Dudley began pawing his pockets again.
“The downside of peace is a bored military man, I suppose. King Ben, rest him, he’d rather see a squadron of drones flying the royal colors than put boots on the ground.”
“Not like Bruce’s day, Sir.”
Dudley puffed his cigarillo.
“As a King, Bruce had limitations, but a lack of belligerence was not one of them. Where is the damn thing? Ah. Here. Look at this.”
Dudley pulled a small cylinder of age-darkened wood from his pocket, ivory inlays yellowed by sun and sweat.
“Got that in Turkey. The McNamara expedition. Before your time.”
The lieutenant leaned forward for a better look.
“We studied it at the Academy, Sir. Quelling Turkish adventurism in Syria. The Israelis again, as I recall. A Mossad operation.”
Dudley worked his thumbnail into the slit that ran down one side of the handle and unfolded the collapsable knife’s short blade.
“That’s right. No end of trouble, them and their oil money. That’s one we’d all like to have back. Should have put in with the Saudis. Well. It all comes around in time. Here. It’s nothing too special, really. Wish I had some story about taking it off Uzman after he used it to try and cut my throat, but I picked it up in a bazar after we’d quelled things. I did get a chance to stick it in a man once, though. Here, feel the edge.”
The lieutenant took the knife and scraped the whorls of his his thumbprint sideways across the edge, nodding appreciatively as he felt it try to bite.
“A fine piece, Sir. Old?”
“Very, I think. Had a man at a function, something at the Royal Museum of World History, had a man there who told me he thought it was a hundred years old and then some. Nineteenth century, for certain. Carbon steel. That’s the blueing on the blade. Have to oil the thing every couple days whether you use it or not. Pay attention to this. A drop of oil will do or the wet of your brow even. But don’t forget or it’ll rust and pit and there goes another tiny piece of history.”
The lieutenant nodded, and offered the knife back, handle first. Dudley shook his head.
“No, no. I want you to have it. Memento of foreign adventures.”
The lieutenant shook his head, embarrassed.
“I’m not allowed to accept gifts, Sir.”
Dudley took another long drag off his cigarillo.
“You’ve got something, there, Lieutenant, stuck in the button of your epaulet. See there? Bit of kelly green twill thread.

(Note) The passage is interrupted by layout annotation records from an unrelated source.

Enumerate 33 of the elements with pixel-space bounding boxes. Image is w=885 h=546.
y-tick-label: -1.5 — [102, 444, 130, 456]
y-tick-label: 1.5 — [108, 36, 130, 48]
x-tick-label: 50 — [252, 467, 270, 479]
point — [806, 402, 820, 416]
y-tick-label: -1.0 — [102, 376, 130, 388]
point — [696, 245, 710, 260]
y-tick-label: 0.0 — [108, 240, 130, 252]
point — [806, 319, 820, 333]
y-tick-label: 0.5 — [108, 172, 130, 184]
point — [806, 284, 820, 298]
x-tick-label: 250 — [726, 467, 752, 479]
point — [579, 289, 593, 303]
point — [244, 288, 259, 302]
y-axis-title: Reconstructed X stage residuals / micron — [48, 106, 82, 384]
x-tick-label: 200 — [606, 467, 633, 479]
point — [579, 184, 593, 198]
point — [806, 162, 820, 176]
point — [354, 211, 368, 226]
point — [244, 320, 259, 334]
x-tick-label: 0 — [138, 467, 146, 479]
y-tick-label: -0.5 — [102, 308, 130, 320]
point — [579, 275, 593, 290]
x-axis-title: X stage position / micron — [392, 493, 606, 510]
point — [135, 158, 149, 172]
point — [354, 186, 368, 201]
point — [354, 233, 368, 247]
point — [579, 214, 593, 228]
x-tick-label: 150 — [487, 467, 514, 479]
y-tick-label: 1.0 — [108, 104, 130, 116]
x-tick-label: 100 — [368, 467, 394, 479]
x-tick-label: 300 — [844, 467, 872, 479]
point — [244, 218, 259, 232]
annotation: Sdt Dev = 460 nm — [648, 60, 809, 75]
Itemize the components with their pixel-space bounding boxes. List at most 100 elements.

That color green, that’s House of Sharpe. I recon you swapped your house braid before we came aboard. Gracious, you are out of uniform.”

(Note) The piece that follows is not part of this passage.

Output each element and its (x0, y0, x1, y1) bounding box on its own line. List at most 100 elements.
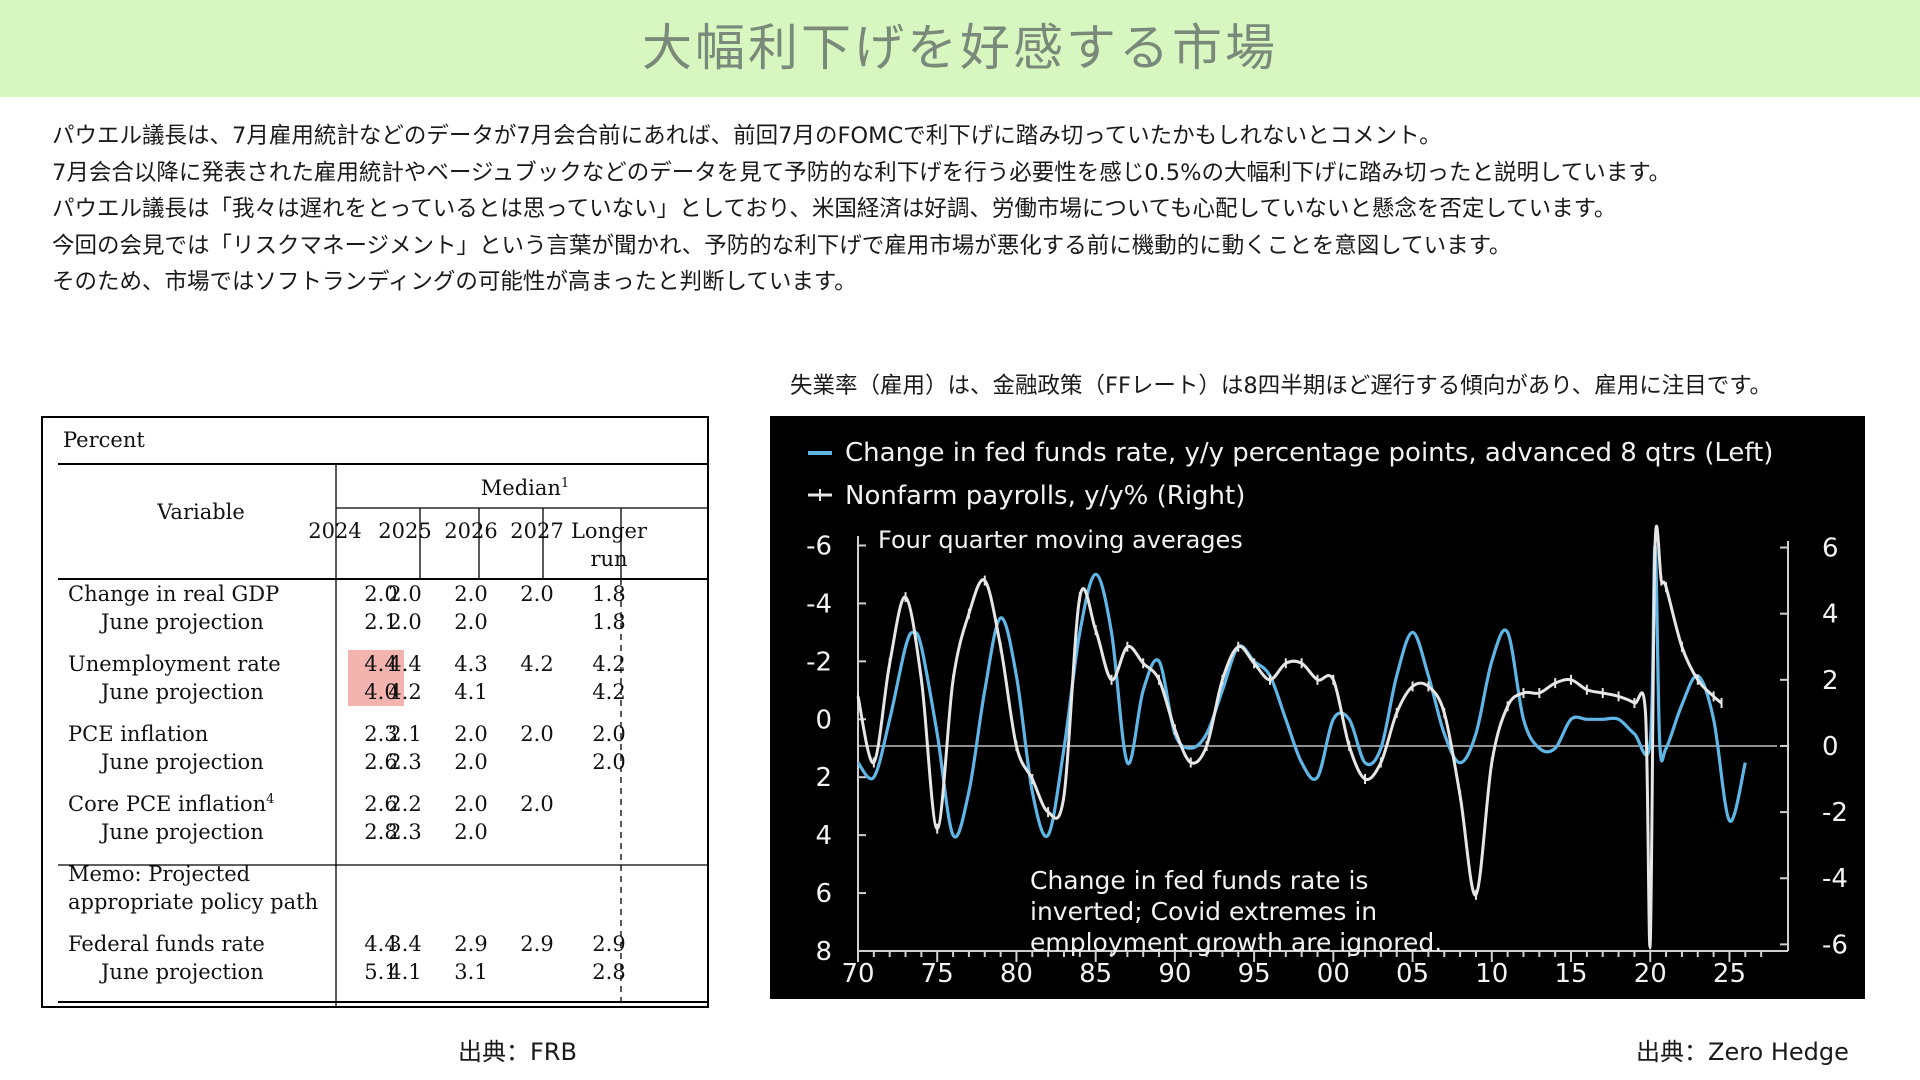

The lieutenant tugged the bit of thread from where it was snagged on the button that clasped his epaulet and held his pledge braid in place.
“Sir. Just something that got caught there while I was bussing the cabin, Sir. I told you we had Sharpes aboard for the Panhandle commission.”
Dudley pointed the coal end of his cigarillo at the young man.
“No. I said that. You said you didn’t know who you had aboard. So. That knife, I want you to keep it. Not as a gift but as a promise. You carry it always. Never have it off you. I see you again, I’m going to ask you to show it to me. You don’t have it, I’ll make some trouble. King’s Marine out of uniform on a Royal commission? Why you might be a spy in service to a foreign power for all I know. Get hung for that. Don’t splutter and make excuses. I know who you work for. You’re House of Sharpe and no doubt of it. Just do as I say. Keep that knife so I can always see it if I ask. As for the promise of it. Here now. If I ever have reason to think you’re working against me or mine or my House or the Prince, I’ll come find you out. And I’ll take that knife and stick it in you. Promise. So keep it oiled and sharp and close to hand. Do that, and mind your business in the coming election, and I promise you’ll do well enough.”
Dudley flicked fingers at him, brushing him from the cabin.
“Fuck off to the cockpit. We’ll serve ourselves the rest of the way.”
The lieutenant backed away a step, looked at the open knife still in his hands. He cut himself while closing it, but didn’t do more than wince. Sucking blood from his fingertip as he opened the door to the cockpit.
“Oil it now, Lieutenant,” Dudley called after him.
The cabin door closed and Dudley got himself to his feet. Fucking palace intrigues already. No surprise, just he’d hoped he might get the Prince home and locked away before it all began in earnest.